We had very nice brown bread for tea, rather a light brown, and spongy—Mrs. Jeyes made it, the Yearsly cook, who had been there always and stayed always—the servants never changed at Yearsly—and milk and butter from Cousin John’s Jersey cows, specially nice butter. Sometimes one of the cows would look in at the window, the north window, on to the park. Once Guy got out of the window on to a cow’s back, and rode off on it—but the cow kicked him off very soon, and we watched him chasing it and laughing, but he could not get on again.

We had ponies, too, that grazed in the park with the cows. We used to catch them ourselves and ride about bareback on them. When we were older we rode out properly with the coachman, Mathew, and Guy became a great rider. I loved it too, but Hugo did not ride so much when he grew older. I was sorry he didn’t, for I always did the same as he did, when I could.

The dogs were deerhounds. There were always two of them and sometimes three, and Cousin John had black spaniels as well. The dogs lived outside in kennels, or at the stables, but they played with us and were very much part of our life.
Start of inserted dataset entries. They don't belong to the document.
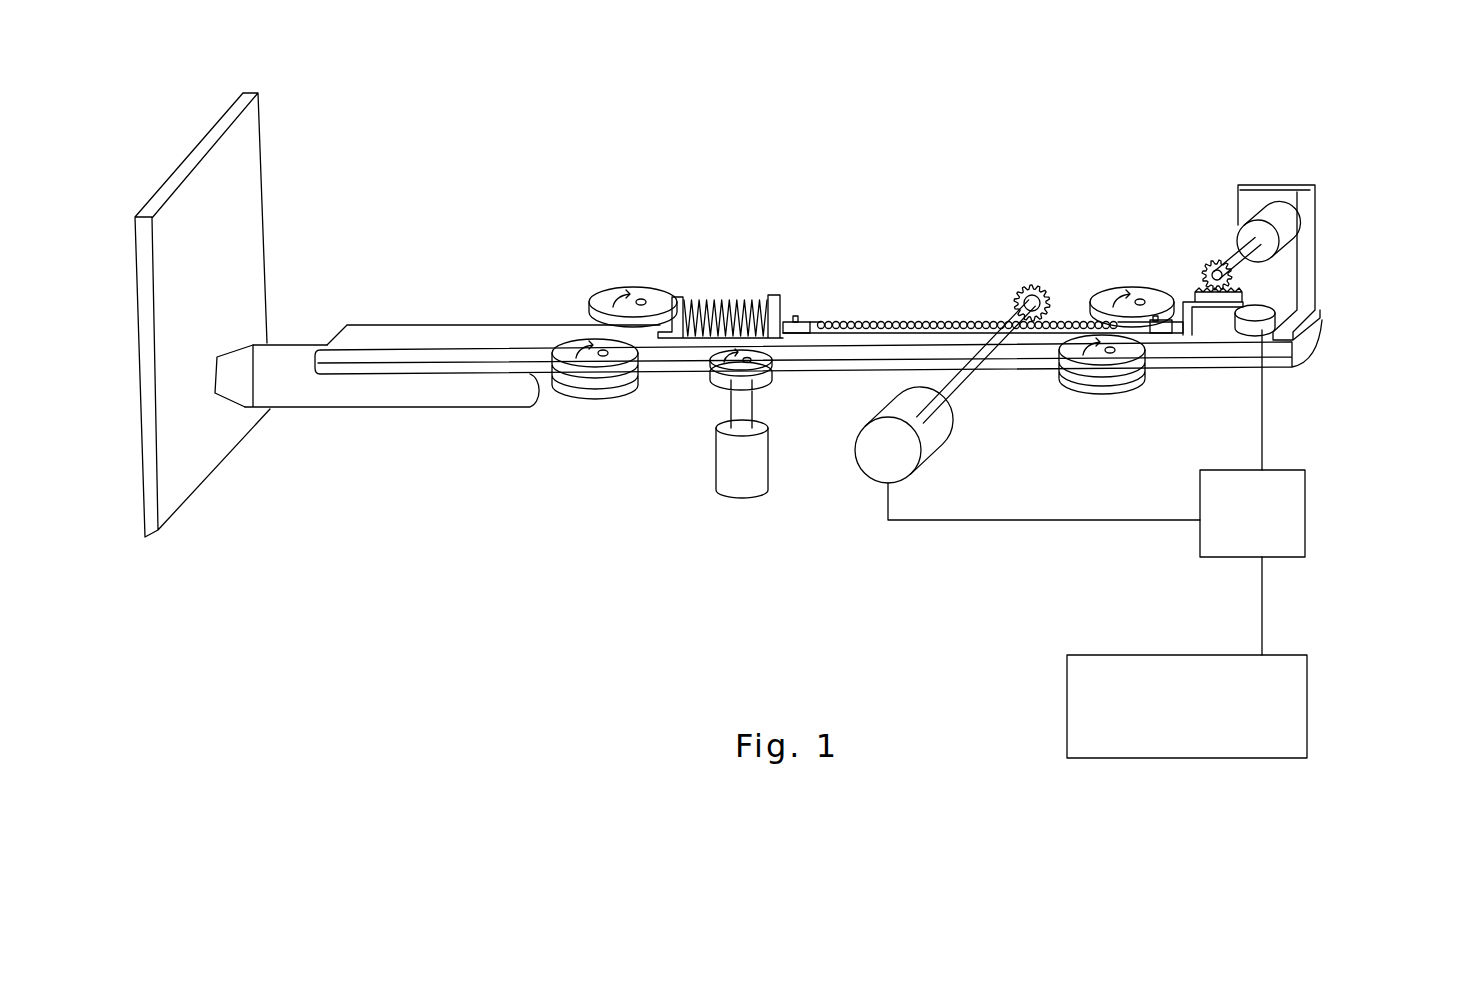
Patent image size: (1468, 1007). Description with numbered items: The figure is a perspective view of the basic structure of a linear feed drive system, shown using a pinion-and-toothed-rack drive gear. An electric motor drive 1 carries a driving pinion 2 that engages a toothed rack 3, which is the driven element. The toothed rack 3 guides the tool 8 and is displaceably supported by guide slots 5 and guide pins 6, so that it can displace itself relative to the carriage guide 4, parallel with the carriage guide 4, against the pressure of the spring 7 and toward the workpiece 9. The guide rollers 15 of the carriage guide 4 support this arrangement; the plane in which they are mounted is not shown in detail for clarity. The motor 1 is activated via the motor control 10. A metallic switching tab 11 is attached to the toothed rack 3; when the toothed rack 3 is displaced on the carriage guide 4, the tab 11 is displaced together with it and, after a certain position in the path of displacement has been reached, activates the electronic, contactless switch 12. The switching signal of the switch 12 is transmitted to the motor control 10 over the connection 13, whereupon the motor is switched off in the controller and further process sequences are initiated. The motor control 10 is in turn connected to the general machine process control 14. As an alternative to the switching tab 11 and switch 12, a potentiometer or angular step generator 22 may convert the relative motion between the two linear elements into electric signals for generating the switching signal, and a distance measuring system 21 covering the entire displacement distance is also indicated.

The electric motor drive 1 is at (868, 473).
The driving pinion 2 is at (1033, 282).
The toothed rack 3 is at (905, 317).
The carriage guide 4 is at (483, 368).
The guide slots 5 is at (803, 317).
The guide pins 6 is at (787, 317).
The spring 7 is at (722, 308).
The tool 8 is at (274, 384).
The workpiece 9 is at (230, 227).
The motor control 10 is at (1305, 496).
The metallic switching tab 11 is at (1208, 310).
The electronic contactless switch 12 is at (1293, 342).
The connection 13 is at (1262, 418).
The machine process control 14 is at (1307, 698).
The guide rollers 15 is at (633, 290).
The distance measuring system 21 is at (735, 484).
The angular step generator 22 is at (1273, 205).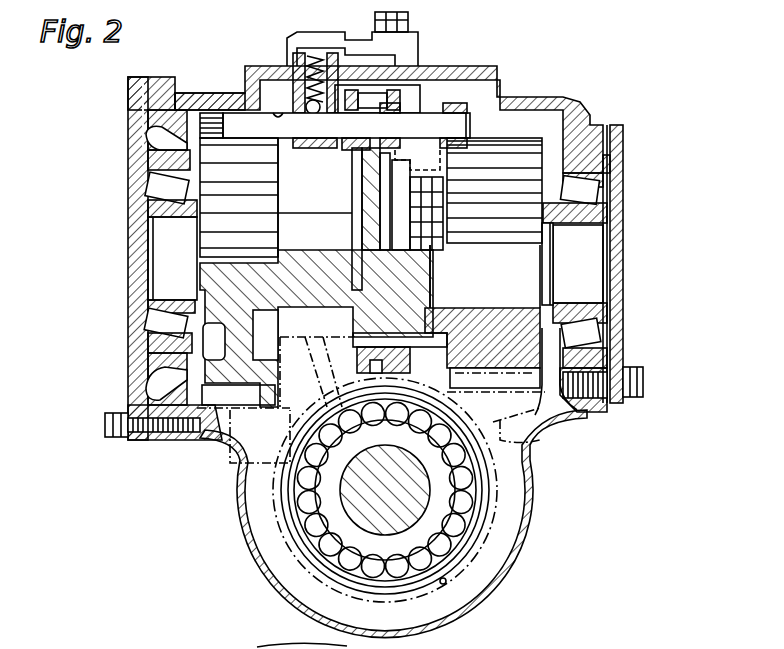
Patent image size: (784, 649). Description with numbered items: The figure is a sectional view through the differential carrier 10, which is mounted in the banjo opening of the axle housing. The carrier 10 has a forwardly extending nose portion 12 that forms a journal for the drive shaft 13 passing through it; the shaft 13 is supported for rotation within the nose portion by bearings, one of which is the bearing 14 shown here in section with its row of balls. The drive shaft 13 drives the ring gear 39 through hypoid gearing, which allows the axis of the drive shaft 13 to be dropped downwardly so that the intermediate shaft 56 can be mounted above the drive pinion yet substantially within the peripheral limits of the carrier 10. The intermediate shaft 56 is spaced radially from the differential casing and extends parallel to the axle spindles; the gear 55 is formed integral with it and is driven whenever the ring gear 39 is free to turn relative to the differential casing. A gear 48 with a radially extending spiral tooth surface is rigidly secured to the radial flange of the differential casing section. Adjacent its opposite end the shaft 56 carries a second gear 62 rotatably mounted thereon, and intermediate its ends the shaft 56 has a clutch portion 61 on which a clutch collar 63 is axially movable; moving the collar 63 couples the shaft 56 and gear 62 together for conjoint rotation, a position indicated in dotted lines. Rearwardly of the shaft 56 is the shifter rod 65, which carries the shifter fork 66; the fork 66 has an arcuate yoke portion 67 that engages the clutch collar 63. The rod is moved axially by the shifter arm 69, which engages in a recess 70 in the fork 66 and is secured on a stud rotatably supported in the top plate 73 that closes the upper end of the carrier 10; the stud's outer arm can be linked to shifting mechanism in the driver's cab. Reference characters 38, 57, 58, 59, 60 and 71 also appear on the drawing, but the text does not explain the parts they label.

The differential carrier 10 is at (487, 597).
The nose portion 12 is at (443, 584).
The drive shaft 13 is at (357, 497).
The bearing 14 is at (317, 535).
The passage 38 is at (230, 442).
The ring gear 39 is at (316, 336).
The gear 48 is at (540, 440).
The gear 55 is at (213, 362).
The intermediate shaft 56 is at (163, 245).
The tapered roller bearing 57 is at (163, 197).
The tapered roller bearing 58 is at (593, 198).
The housing wall 59 is at (137, 133).
The end cap 60 is at (620, 258).
The clutch portion 61 is at (357, 340).
The second gear 62 is at (570, 417).
The clutch collar 63 is at (370, 245).
The shifter rod 65 is at (427, 120).
The shifter fork 66 is at (353, 147).
The arcuate yoke portion 67 is at (367, 197).
The shifter arm 69 is at (373, 97).
The recess 70 is at (363, 97).
The actuator housing 71 is at (345, 43).
The top plate 73 is at (507, 67).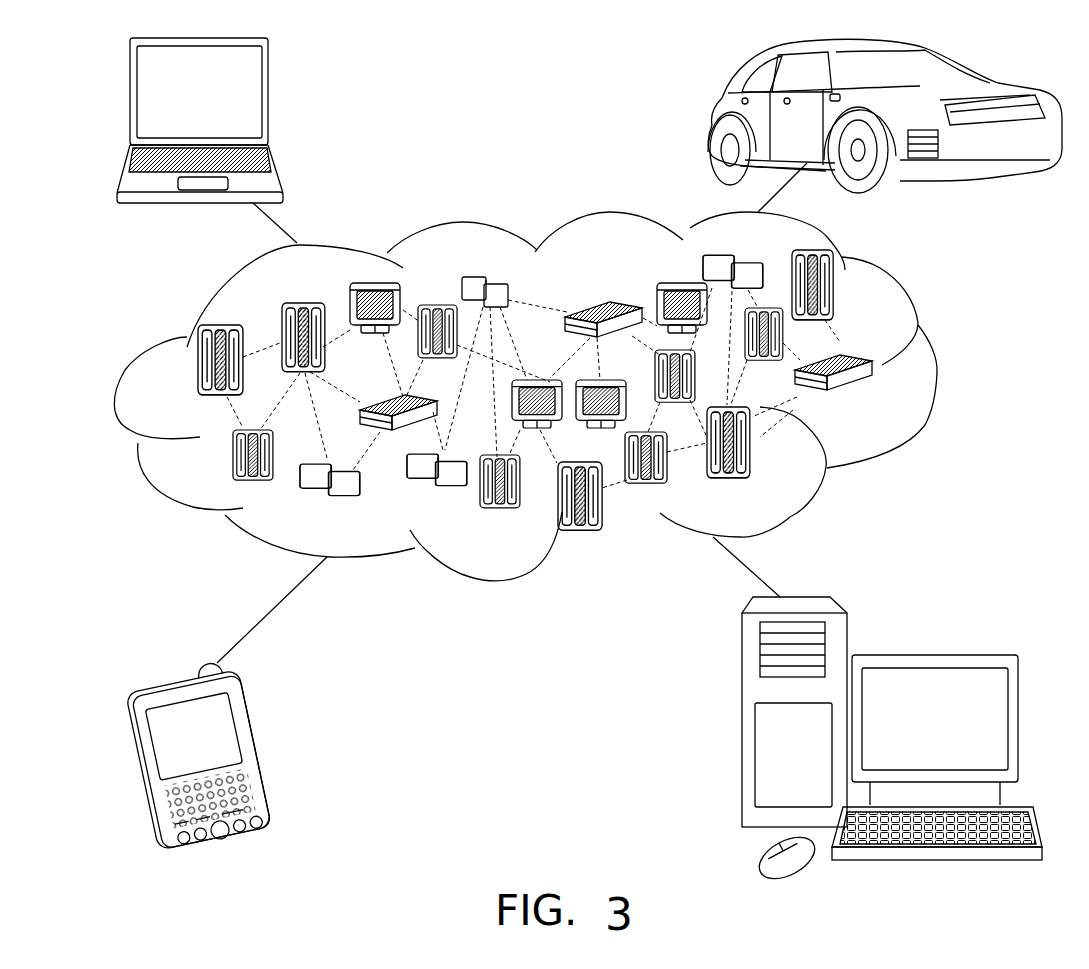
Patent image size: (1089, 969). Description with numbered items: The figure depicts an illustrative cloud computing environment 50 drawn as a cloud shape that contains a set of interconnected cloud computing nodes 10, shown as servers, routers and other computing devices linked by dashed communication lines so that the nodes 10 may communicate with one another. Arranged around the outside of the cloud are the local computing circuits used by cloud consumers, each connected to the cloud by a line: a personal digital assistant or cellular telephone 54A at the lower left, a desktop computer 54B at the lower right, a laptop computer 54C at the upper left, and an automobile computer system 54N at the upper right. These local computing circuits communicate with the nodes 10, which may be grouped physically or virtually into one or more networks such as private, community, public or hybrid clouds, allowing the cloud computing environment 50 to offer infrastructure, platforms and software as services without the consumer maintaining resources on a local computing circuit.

The cloud computing nodes 10 is at (884, 404).
The cloud computing environment 50 is at (937, 371).
The personal digital assistant or cellular telephone 54A is at (262, 753).
The desktop computer 54B is at (932, 652).
The laptop computer 54C is at (272, 100).
The automobile computer system 54N is at (712, 117).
It is hard for me now when I think of those years at Yearsly to see them clearly and critically at all. It seems to me now that the life we led was a perfect life, as happy and complete as any children could possibly have. I know that it is unlikely to have been quite perfect, for nothing is; perhaps we were too idle; perhaps we should have been made to work harder and take lessons more seriously. I know Walter thinks we were all spoiled, that the realities of life were not brought before us, and that Guy and Hugo suffered afterwards for this. There may be something in what he says. I don’t know. I only know that it was the happiest part of my life and I believe of theirs too, and that it has helped me afterwards, when things were bad and difficult, to look back to those times and live them over again; and as for Guy and Hugo, they were and are to me all I could wish for anyone to be, and I cannot wish anything at all different about them.

IV

The first big change came when Hugo went to school.

Guy had gone two years before, when he was ten years old. That made a break in our lives, of course; we missed Guy badly, but it seemed somehow in the order of things and natural. It had always been settled for Guy to go away to school when he was ten. He had accepted the idea, and Hugo and I accepted it for him. He was ready to go, and there was nothing tragic in the separation.

He went and came back, and went again and came back again. The term time while he was away passed not interminably, and he slipped back into our life each holiday time without a serious break.

With Hugo it was quite different. We had known that it was intended for him to go some time, but vaguely. Cousin Delia had said so at the time Guy went, and Guy spoke of it from time to time. But it had not seemed real or imminent, and had not worried us. Just as we grown-up people live always with the knowledge of death in front of us, yet do not think of it much, until it comes certainly near.

So two years went by after Guy’s going, and we had grown accustomed to life with him only sometimes there, and were as happy as before, and as free from care. Then, a month after Hugo’s tenth birthday, Cousin Delia told him that he was going to school with Guy the next autumn.